It was only with the 2005 launch of the digital tool Cinemetrics that scholars began to realize the potential of a new approach to film studies made possible through the analysis of rate changes within films. Conceived by Yuri Tsivian and housed at the University of Chicago, Cinemetrics is an open-access, interactive website that collects, stores, and processes data about film editing. It has already emerged as an important forum for the world’s leading film scholars, enabling them to share data and ideas about the statistical analysis of cinema.
Scholars interested in the history and aesthetics of film editing have been analyzing average shot lengths for many years. By dividing the total running time of a film by the total number of shots, they have gleaned useful information about the impact of new film technologies, the evolution of directors’ styles, the range of experimentation across geographies and historical periods, and more. But average shot length reveals nothing about a film’s internal dynamics. This is where the project’s collaboration among specialists in film, movement, and statistical technologies has broken new ground, positioning film as a key narrative form for the twentieth and twenty-first centuries.
The Cinemetrics Across Boundaries project (2013–2015) began by bringing two Visiting Fellows to campus to collaborate with Tsivian. Daria Khitrova brought the perspective from other similarly meter-driven arts—music, poetry, and dance—to discussion of film, thinking through with Tsivian the shared features of narrative structure and editing techniques and their implications. Michael Baxter, a statistician and quantitative archaeologist, applied statistical methods to early cinema masters D. W. Griffith, Mack Sennett, and Charlie Chaplin. In this way the project added a critical analytical tool for understanding film’s unique capacity to capture qualities of meter and motion, and reveal the editorial choices that shaped film’s early narratives.
Tsivian, Khitrova, and Baxter coordinated closely as their research progressed, comparing discipline-specific methods and results. This collaboration has borne fruit in multiple forms that continue to progress, including work on a co-authored book. An early conference organized by project leaders historicized the idea behind quantitative measures of film. As part of the project’s goal to share broadly its findings it held a capstone conference in Chicago, bringing together fifteen international leaders for the first-ever international conference of Cinemetrics scholars. (Supplementary support was provided by the Film Studies Center, the Cinema and Media Studies program, and the Franke Institute for the Humanities.) Conference participants included the world’s most expert Cinemetrics users. Renowned film editor Sandra Adair described in her keynote address the unique continuity challenges she faced while editing twelve continuous years of footage for the critically acclaimed film Boyhood (2014), then recently released. Adair’s participation at this key event in the project not only brought together the worlds of scholarship and artistic practice; she also shared her insights with the next generation of film experts. As part of her master class for undergraduates Adair demonstrated the value of Cinemetrics and other analytical tools that can help young filmmakers improve their editing skills in relation to tempo.
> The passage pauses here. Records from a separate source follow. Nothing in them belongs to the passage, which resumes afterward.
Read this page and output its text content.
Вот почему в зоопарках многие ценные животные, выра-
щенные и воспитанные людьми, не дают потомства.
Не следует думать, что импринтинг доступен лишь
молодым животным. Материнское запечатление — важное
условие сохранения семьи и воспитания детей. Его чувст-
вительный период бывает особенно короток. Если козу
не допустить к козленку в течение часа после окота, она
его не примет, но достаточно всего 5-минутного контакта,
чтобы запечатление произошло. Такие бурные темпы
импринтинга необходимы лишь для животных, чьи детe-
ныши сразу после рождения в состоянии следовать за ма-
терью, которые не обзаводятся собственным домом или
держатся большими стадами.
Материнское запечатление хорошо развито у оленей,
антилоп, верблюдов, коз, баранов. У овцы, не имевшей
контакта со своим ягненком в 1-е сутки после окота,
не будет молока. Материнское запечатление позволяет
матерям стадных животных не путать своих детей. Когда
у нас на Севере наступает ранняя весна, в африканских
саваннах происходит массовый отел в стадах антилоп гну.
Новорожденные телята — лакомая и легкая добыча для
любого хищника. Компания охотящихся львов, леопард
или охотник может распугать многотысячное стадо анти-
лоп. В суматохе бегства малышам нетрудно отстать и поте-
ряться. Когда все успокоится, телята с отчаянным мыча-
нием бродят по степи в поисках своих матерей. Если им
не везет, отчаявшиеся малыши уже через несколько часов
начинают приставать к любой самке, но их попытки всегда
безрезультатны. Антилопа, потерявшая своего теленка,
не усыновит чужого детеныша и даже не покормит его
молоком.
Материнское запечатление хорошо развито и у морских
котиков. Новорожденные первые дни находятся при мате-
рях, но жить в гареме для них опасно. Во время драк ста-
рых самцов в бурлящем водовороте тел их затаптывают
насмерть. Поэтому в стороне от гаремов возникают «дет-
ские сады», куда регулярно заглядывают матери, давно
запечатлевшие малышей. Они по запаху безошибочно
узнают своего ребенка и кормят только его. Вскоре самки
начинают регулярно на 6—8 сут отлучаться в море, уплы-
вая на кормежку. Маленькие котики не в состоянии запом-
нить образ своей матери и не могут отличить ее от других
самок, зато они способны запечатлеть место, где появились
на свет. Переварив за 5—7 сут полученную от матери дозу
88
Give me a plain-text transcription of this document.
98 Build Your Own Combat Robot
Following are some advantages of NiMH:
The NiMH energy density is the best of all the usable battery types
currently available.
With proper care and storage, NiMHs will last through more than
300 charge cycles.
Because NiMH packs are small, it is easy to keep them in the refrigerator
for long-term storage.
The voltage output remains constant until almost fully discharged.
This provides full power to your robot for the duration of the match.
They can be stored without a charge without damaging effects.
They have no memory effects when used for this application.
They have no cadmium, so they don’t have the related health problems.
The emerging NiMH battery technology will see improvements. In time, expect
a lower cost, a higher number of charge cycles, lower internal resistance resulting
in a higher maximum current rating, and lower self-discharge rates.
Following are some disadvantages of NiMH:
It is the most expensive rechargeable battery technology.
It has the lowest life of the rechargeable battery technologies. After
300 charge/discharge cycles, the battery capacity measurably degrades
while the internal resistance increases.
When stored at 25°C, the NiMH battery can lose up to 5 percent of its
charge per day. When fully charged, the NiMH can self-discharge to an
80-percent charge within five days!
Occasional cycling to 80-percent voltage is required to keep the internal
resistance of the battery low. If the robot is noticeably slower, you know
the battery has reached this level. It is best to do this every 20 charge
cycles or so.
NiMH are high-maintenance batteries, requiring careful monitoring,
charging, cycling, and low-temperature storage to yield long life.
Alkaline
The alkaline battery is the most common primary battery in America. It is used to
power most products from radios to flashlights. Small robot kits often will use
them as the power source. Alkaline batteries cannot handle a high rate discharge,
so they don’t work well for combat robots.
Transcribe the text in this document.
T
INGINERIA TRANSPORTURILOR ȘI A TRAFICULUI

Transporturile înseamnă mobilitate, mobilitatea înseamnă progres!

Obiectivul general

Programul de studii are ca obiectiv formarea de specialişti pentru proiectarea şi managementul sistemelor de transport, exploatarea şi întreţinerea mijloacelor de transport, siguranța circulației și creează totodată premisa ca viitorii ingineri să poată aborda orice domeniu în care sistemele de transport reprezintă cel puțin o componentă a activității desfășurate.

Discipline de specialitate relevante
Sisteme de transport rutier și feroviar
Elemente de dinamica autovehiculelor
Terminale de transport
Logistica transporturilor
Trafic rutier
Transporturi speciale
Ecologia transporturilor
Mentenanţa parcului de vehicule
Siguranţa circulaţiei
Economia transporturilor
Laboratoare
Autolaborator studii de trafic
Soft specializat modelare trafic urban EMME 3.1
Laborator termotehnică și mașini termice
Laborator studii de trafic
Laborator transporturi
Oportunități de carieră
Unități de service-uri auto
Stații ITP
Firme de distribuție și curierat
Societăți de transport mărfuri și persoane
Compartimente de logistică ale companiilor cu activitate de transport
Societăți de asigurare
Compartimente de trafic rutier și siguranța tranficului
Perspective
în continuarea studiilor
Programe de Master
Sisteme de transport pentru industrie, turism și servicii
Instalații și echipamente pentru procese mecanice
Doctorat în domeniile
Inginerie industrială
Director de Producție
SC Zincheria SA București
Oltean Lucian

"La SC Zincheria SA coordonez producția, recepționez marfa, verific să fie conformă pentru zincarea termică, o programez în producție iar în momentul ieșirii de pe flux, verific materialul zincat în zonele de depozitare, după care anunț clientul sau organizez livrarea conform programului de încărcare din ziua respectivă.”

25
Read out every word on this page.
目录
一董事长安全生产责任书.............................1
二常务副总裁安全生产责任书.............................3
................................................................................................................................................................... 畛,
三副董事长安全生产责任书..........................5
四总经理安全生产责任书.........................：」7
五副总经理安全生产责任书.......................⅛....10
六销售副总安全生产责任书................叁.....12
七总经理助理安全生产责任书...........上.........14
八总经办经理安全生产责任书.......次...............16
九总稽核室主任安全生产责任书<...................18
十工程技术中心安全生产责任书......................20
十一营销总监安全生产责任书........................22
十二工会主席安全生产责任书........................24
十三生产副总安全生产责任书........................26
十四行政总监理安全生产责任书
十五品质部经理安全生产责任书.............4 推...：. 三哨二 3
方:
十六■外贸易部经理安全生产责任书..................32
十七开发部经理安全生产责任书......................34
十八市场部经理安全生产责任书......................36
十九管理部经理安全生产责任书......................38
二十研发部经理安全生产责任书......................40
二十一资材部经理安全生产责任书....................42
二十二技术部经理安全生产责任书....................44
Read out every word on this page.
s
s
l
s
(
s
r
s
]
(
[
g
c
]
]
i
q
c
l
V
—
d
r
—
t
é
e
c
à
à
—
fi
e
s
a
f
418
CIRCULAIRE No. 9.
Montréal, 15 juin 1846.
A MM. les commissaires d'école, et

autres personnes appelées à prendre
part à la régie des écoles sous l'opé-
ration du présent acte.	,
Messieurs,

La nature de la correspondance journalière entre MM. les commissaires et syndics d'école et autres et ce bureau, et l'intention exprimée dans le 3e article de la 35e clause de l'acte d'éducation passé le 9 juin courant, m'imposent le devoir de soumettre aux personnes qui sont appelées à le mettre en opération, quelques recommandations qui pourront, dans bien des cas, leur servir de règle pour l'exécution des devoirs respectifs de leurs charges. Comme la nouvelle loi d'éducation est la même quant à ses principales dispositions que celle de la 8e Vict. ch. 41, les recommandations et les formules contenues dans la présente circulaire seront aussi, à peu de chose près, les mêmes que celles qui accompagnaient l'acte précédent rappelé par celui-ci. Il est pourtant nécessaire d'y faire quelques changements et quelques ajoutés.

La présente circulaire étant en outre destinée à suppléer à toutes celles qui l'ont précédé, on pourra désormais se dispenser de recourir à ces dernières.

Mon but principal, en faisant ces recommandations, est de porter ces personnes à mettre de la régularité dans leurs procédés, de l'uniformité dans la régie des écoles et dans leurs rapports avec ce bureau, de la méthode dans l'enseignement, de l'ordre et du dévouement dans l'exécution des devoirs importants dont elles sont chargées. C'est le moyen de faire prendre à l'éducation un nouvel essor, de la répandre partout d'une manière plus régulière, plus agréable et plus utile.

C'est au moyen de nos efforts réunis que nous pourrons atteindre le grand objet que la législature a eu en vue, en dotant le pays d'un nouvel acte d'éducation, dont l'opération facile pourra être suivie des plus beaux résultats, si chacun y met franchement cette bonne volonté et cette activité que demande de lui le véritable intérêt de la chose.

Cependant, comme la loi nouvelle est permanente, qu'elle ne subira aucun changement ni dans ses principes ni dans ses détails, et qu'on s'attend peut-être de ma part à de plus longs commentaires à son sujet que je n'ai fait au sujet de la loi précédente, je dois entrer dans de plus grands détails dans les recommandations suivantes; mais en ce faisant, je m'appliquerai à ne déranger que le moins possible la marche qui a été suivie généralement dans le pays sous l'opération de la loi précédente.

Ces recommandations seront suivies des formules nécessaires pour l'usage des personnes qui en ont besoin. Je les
In addition to generating new ideas for the film- making process, the project also explored the role of film in revising our historical understanding of human psychology and the senses. Cornell University psychologist James Cutting gave a talk in which he used Cinemetrics analysis to show how Hollywood films have evolved to align better with human perception and cognition. Cutting looked at factors like motion, cutting rate, and color contrast—all of which correlate with increased attention and all of which, according to his research, have increased in popular movies over time.
In the process of examining film editing and its measure from the larger perspective of human history, the Cinemetrics project formed a new community of inquiry. The project brought together for the first time a large and growing international cohort of scholars and practitioners interested in exploring how this analytical tool can lead to a new understanding of film’s relationship to social change. As the impact of the project’s multiple intensive partnerships continues to unfold, we expect to see the emergence of new practices in filmmaking, and deeper understanding of the ways film reflects and shapes the processes of the human mind.